Quem nunca ouviu a máxima que “a farda impõe respeito?” Infelizmente, ainda hoje, a autoridade só se faz valer quando quem a veste é do sexo masculino. Mesmo incorporada há 21 anos, a presença da mulher na Polícia Militar da Bahia ainda é marcada pela violência institucional, doméstica e discriminação por uma parcela da sociedade. Para oferecer apoio e assistência psicossocial ao maior contingente feminino do país, em termos proporcionais, elas contam com o Centro de Referência Maria Felipa.

Fundado em março de 2006, o único centro deste tipo no Brasil, que já atendeu cerca de 50 casos, desenvolve estudos relativos à saúde ocupacional da policial, combate todas as formas de discriminação, realiza palestras, seminários, atua em apoio ao projeto Polícia Cidadã, e trabalha questões sobre tipos de violência, sobretudo, a doméstica e sexual. Atualmente, a equipe é formada por um núcleo jurídico, assistente social e psicóloga. Localizado na rua Conselheiro Spínola, 16, Barris, o centro atende das 8 às 18h, de segunda a sexta, e é voltado também para as esposas, filhas e companheiras de policiais.

“Trabalhamos com a melhora da autoestima, com a utilização de uma sala de cuidados, que seria um apoio estético tanto de policiais quanto da comunidade. Nossas maiores demandas se referem à violência doméstica. Fazemos inicialmente um acolhimento, com triagem, e o suporte psicológico é dado imediatamente”, esclarece a assistente social Patrícia Sanches.

De acordo com a coordenadora e fundadora do Centro Maria Felipa, capitã Denice Santiago, avanços como a ressignificação do efetivo feminino dentro da corporação já são percebidos. Em 2011, existe uma proposta no final do Carnaval, que termina no Dia Internacional da Mulher, de um movimento nas ruas da capital para homenagear todas as mulheres. “Este ano, também serão criados observatórios do segmento feminino relacionadas ao gênero, raça e à intolerância religiosa em Paulo Afonso, Barreiras e Juazeiro, com o objetivo de monitorar ações relacionadas à atividade policial”.

Medidas articuladas

Para amparar estas mulheres vítimas de violência e coordenar medidas articuladas nos três níveis de governo, é importante ter um acompanhamento monitorado por uma rede de serviços para mulheres, constituída por varas especializadas, Delegacias Especiais de Atendimento à Mulher (Deams), centros de referência, Casa Abrigo, núcleos de atendimento e Centros de Referência em Assistência Social (Cras), além de serviços de saúde.

A titular da Deam do Engenho Velho de Brotas, Cely Carlos da Silva, explica que o enfretamento à violência é refletido no aumento de número de casos registrados.

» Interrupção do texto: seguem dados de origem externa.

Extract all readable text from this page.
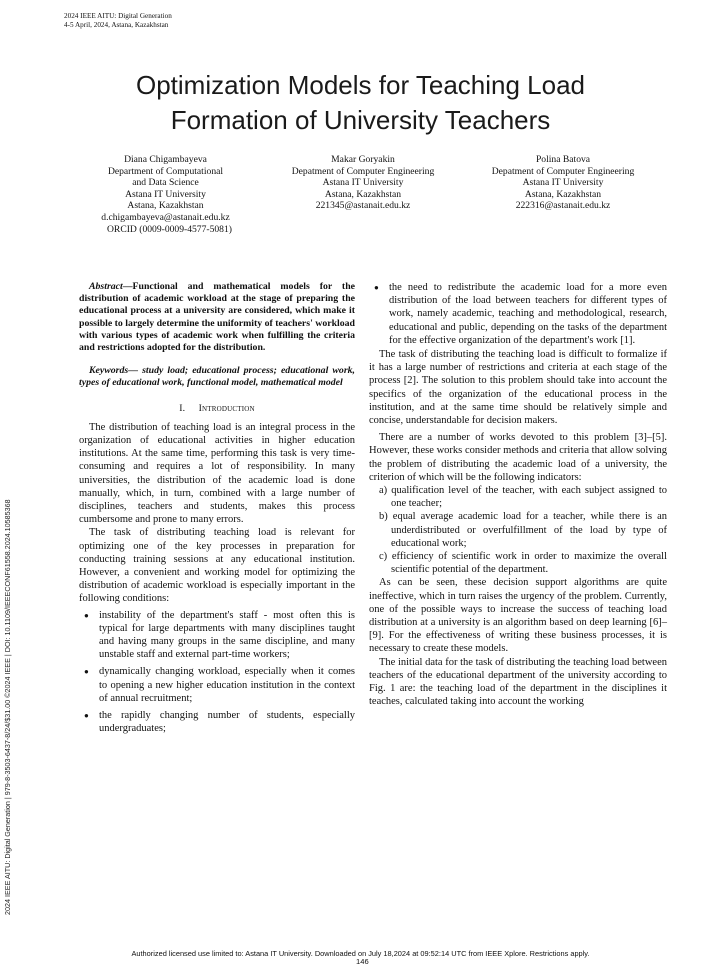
2024 IEEE AITU: Digital Generation
4-5 April, 2024, Astana, Kazakhstan
Optimization Models for Teaching Load
Formation of University Teachers
Diana Chigambayeva
Department of Computational
and Data Science
Astana IT University
Astana, Kazakhstan
d.chigambayeva@astanait.edu.kz
ORCID (0009-0009-4577-5081)
Makar Goryakin
Depatment of Computer Engineering
Astana IT University
Astana, Kazakhstan
221345@astanait.edu.kz
Polina Batova
Depatment of Computer Engineering
Astana IT University
Astana, Kazakhstan
222316@astanait.edu.kz

Abstract—Functional and mathematical models for the distribution of academic workload at the stage of preparing the educational process at a university are considered, which make it possible to largely determine the uniformity of teachers' workload with various types of academic work when fulfilling the criteria and restrictions adopted for the distribution.

Keywords— study load; educational process; educational work, types of educational work, functional model, mathematical model

I. Introduction

The distribution of teaching load is an integral process in the organization of educational activities in higher education institutions. At the same time, performing this task is very time-consuming and requires a lot of responsibility. In many universities, the distribution of the academic load is done manually, which, in turn, combined with a large number of disciplines, teachers and students, makes this process cumbersome and prone to many errors.

The task of distributing teaching load is relevant for optimizing one of the key processes in preparation for conducting training sessions at any educational institution. However, a convenient and working model for optimizing the distribution of academic workload is especially important in the following conditions:

● instability of the department's staff - most often this is typical for large departments with many disciplines taught and having many groups in the same discipline, and many unstable staff and external part-time workers;
● dynamically changing workload, especially when it comes to opening a new higher education institution in the context of annual recruitment;
● the rapidly changing number of students, especially undergraduates;
● the need to redistribute the academic load for a more even distribution of the load between teachers for different types of work, namely academic, teaching and methodological, research, educational and public, depending on the tasks of the department for the effective organization of the department's work [1].

The task of distributing the teaching load is difficult to formalize if it has a large number of restrictions and criteria at each stage of the process [2]. The solution to this problem should take into account the specifics of the organization of the educational process in the institution, and at the same time should be relatively simple and concise, understandable for decision makers.

There are a number of works devoted to this problem [3]–[5]. However, these works consider methods and criteria that allow solving the problem of distributing the academic load of a university, the criterion of which will be the following indicators:

a) qualification level of the teacher, with each subject assigned to one teacher;
b) equal average academic load for a teacher, while there is an underdistributed or overfulfillment of the load by type of educational work;
c) efficiency of scientific work in order to maximize the overall scientific potential of the department.

As can be seen, these decision support algorithms are quite ineffective, which in turn raises the urgency of the problem. Currently, one of the possible ways to increase the success of teaching load distribution at a university is an algorithm based on deep learning [6]–[9]. For the effectiveness of writing these business processes, it is necessary to create these models.

The initial data for the task of distributing the teaching load between teachers of the educational department of the university according to Fig. 1 are: the teaching load of the department in the disciplines it teaches, calculated taking into account the working

2024 IEEE AITU: Digital Generation | 979-8-3503-6437-8/24/$31.00 ©2024 IEEE | DOI: 10.1109/IEEECONF61558.2024.10585368
Authorized licensed use limited to: Astana IT University. Downloaded on July 18,2024 at 09:52:14 UTC from IEEE Xplore. Restrictions apply.
146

No ano passado, foram registradas mais de 9 mil ocorrências de violência contra mulheres, independentemente da posição social, financeira ou cultural. No início deste ano já foram notificados mais 400 casos.

“O aumento das ocorrências é fruto do encorajamento das mulheres. Antes elas não tinham uma legislação tão forte como a Lei Maria da Penha. Hoje, contam com as medidas protetivas, prisão em flagrante e preventiva, e o autor sabe que não vai ficar impune. Registrada a denúncia, o inquérito não pode ser arquivado, mesmo que ela desista”, acrescenta Cely da Silva.

A delegada destacou que a violência passa por um ciclo. No primeiro momento, o autor comete agressões leves, na segunda etapa culmina em lesões corporais, ou até na morte, da parceira e, por último, a fase de reconciliação, com tentativas de reconquistar aquela mulher. “Pouco tempo depois, a violência volta a acontecer”, explica a titular.

A sargento Sheila Amarante, 30 anos, uma das 4.198 policiais femininas do estado de um universo de mais de 30 mil homens, ressalta que as mulheres não nasceram para sofrer violência doméstica. Há 12 anos na Polícia Militar, ela foi casada oito anos com um policial, que praticava violência psicológica e física. No centro, ela foi recebida depois de assistir uma palestra sobre violência doméstica na Uneb.

“Quando cheguei, a equipe multidisciplinar transmitiu um sentimento de segurança. Estava muito fragilizada e toda estrutura foi essencial para buscar coragem e ir até o fim. Denunciei o meu agressor e hoje já separada me considero uma agente multiplicadora da não-violência”, contou Sheila.